Yeah. And for the Dems, the operative word and caution there is "rhetorically"....
The Dems lucked out in 2022 primarily because some of the R candidates were off the wall crazy. Some of the R congress critters who were run out of town on a rail in 2022 by Donald Trump over "disloyalty" were good partners to Dems on efforts to push bipartisan legislation across the finish line.
The Democrats will not always be so lucky, and if Republicans like Meijer show up to run again (he has not ruled it out), the results in 2024 may swing back to favor reasonable Rs more heavily, just when the Ds will need to be spending more money on the Senate side, where they have to defend 26 seats.
The Dems need to ensure that the Biden administration's key legislation gets implemented and noted as such in the media between now and primary season 2024. The Ds have just about run out the string of talking a good game and not being able to deliver, or not being able to get so-called "left leaning" media to quit pitching controversy on page one, and start writing more feature articles on policy implementation, like in the business pages.
The Republicans might be on the verge of leaving the Trump era behind, but the media remain entranced by the idea that the MAGA-related circus still sells papers. Otherwise how explain, for example, the most misbegotten headline I've seen the WaPo deliver in awhile, the one over yesterday's take on George Santos, where the headline was "
The talented Mr. Santos: A congressman-elect’s unraveling web of deception."
The Dems must be too busy spinning their own take on how they managed to let four blue NY seats in the House flip red in a year when otherwise they did spectacularly well in stemming midterm losses. In the normal course of events that WaPo headline would have been swapped out for something less ludicrous inside of half an hour, just by a few mocking phone calls from administration officials. You can find that mockery in the comments to that piece, but I doubt they're from Biden admin press watchdogs. Maybe they need to quit popping champagne over November results and start reading the newspapers.

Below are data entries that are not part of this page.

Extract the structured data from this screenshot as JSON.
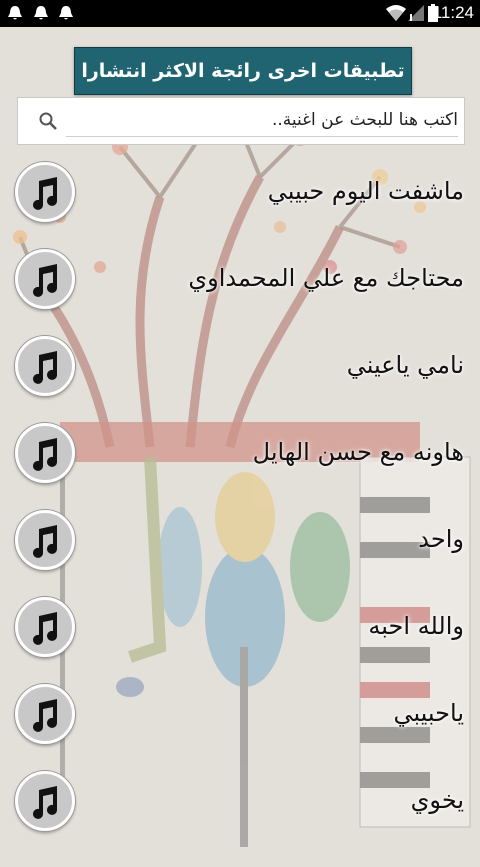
{
  "status_bar": {
    "time": "11:24",
    "notification_icons": [
      "notification-icon",
      "notification-icon",
      "notification-icon"
    ],
    "system_icons": [
      "wifi-icon",
      "signal-icon",
      "battery-icon"
    ]
  },
  "promo_button": {
    "label": "تطبيقات اخرى رائجة الاكثر انتشارا"
  },
  "search": {
    "placeholder": "اكتب هنا للبحث عن اغنية..",
    "value": ""
  },
  "songs": [
    {
      "title": "ماشفت اليوم حبيبي",
      "icon": "music-note-icon"
    },
    {
      "title": "محتاجك مع علي المحمداوي",
      "icon": "music-note-icon"
    },
    {
      "title": "نامي ياعيني",
      "icon": "music-note-icon"
    },
    {
      "title": "هاونه مع حسن الهايل",
      "icon": "music-note-icon"
    },
    {
      "title": "واحد",
      "icon": "music-note-icon"
    },
    {
      "title": "والله احبه",
      "icon": "music-note-icon"
    },
    {
      "title": "ياحبيبي",
      "icon": "music-note-icon"
    },
    {
      "title": "يخوي",
      "icon": "music-note-icon"
    }
  ],
  "colors": {
    "promo_bg": "#1f6470",
    "status_bar": "#000000"
  }
}
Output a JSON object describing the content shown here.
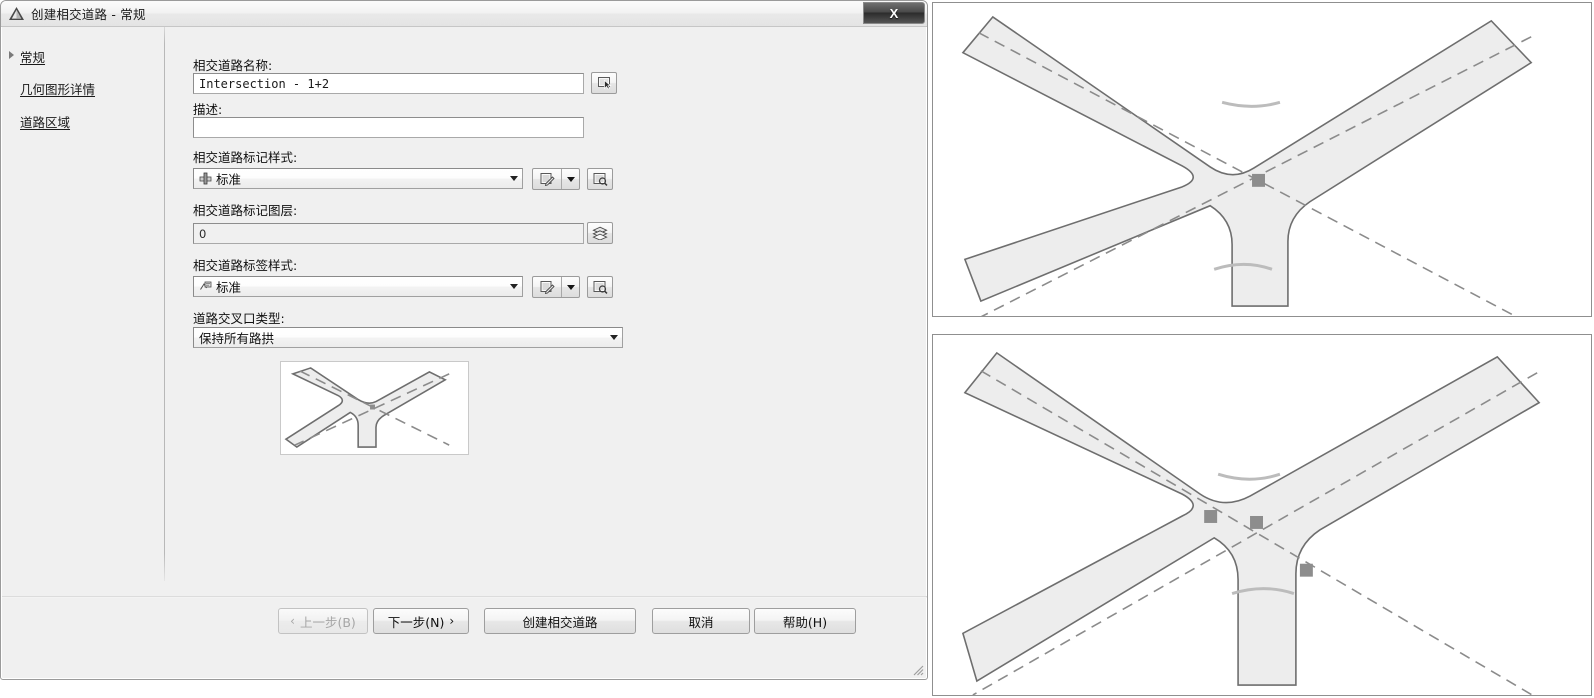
{
  "dialog": {
    "title": "创建相交道路 - 常规",
    "logo_icon": "autocad-triangle-icon",
    "close_label": "X"
  },
  "sidebar": {
    "items": [
      {
        "label": "常规",
        "selected": true
      },
      {
        "label": "几何图形详情",
        "selected": false
      },
      {
        "label": "道路区域",
        "selected": false
      }
    ]
  },
  "form": {
    "name": {
      "label": "相交道路名称:",
      "value": "Intersection - 1+2",
      "picker_icon": "pick-on-screen-icon"
    },
    "description": {
      "label": "描述:",
      "value": "",
      "placeholder": ""
    },
    "marker_style": {
      "label": "相交道路标记样式:",
      "value": "标准",
      "value_icon": "marker-style-icon",
      "edit_icon": "edit-style-icon",
      "dropdown_icon": "chevron-down-icon",
      "preview_icon": "preview-style-icon"
    },
    "marker_layer": {
      "label": "相交道路标记图层:",
      "value": "0",
      "layer_icon": "layers-icon"
    },
    "label_style": {
      "label": "相交道路标签样式:",
      "value": "标准",
      "value_icon": "label-style-icon",
      "edit_icon": "edit-style-icon",
      "dropdown_icon": "chevron-down-icon",
      "preview_icon": "preview-style-icon"
    },
    "intersection_type": {
      "label": "道路交叉口类型:",
      "value": "保持所有路拱",
      "dropdown_icon": "chevron-down-icon"
    },
    "preview": {
      "name": "intersection-type-preview",
      "alt": "X 形交叉口预览图"
    }
  },
  "footer": {
    "back": {
      "label": "上一步(B)",
      "chevron": "‹",
      "disabled": true
    },
    "next": {
      "label": "下一步(N)",
      "chevron": "›",
      "disabled": false
    },
    "create": {
      "label": "创建相交道路"
    },
    "cancel": {
      "label": "取消"
    },
    "help": {
      "label": "帮助(H)"
    },
    "resize_grip_icon": "resize-grip-icon"
  },
  "viewports": {
    "top": {
      "name": "drawing-viewport-top",
      "alt": "相交道路三维视图 - 单交点"
    },
    "bottom": {
      "name": "drawing-viewport-bottom",
      "alt": "相交道路三维视图 - 多交点"
    }
  },
  "colors": {
    "dialog_bg": "#f0f0f0",
    "titlebar_bg": "#f2f2f2",
    "close_btn": "#3a3a3a",
    "field_border": "#a0a0a0",
    "road_fill": "#ededed",
    "road_stroke": "#6e6e6e",
    "node": "#8d8d8d"
  }
}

And I can't imagine what the Rs make of that headline. One might hope it actually encourages the current RNC to find some George Santos clones and run them in 2024. But somehow I think that Republican voters, at least the ones in NY03, may have turned the page on MAGA nuts before the RNC and the beltway media have done.
We don't know the Republican agenda yet for 2024. They haven't had a platform since 2016 and the ascension of Trump as their standard bearer. But Politico now bothers to interview a Republican official who lost re-election, and not to a Democrat but in the primary, to a wacko member of his own party. There's a message there, for Republicans and "winning" Democrats as well. It's not clear that the 13% winning margin racked up by the Dem who took a Michigan House seat in November 2022 could be replicated in 2024 against a Republican like Meijer instead of the Trump-favored Gibbs. Could be time for Dems to quit celebrating and start trying to ensure they have something for the 2024 show-and-tell that's better than "we almost won the midterms."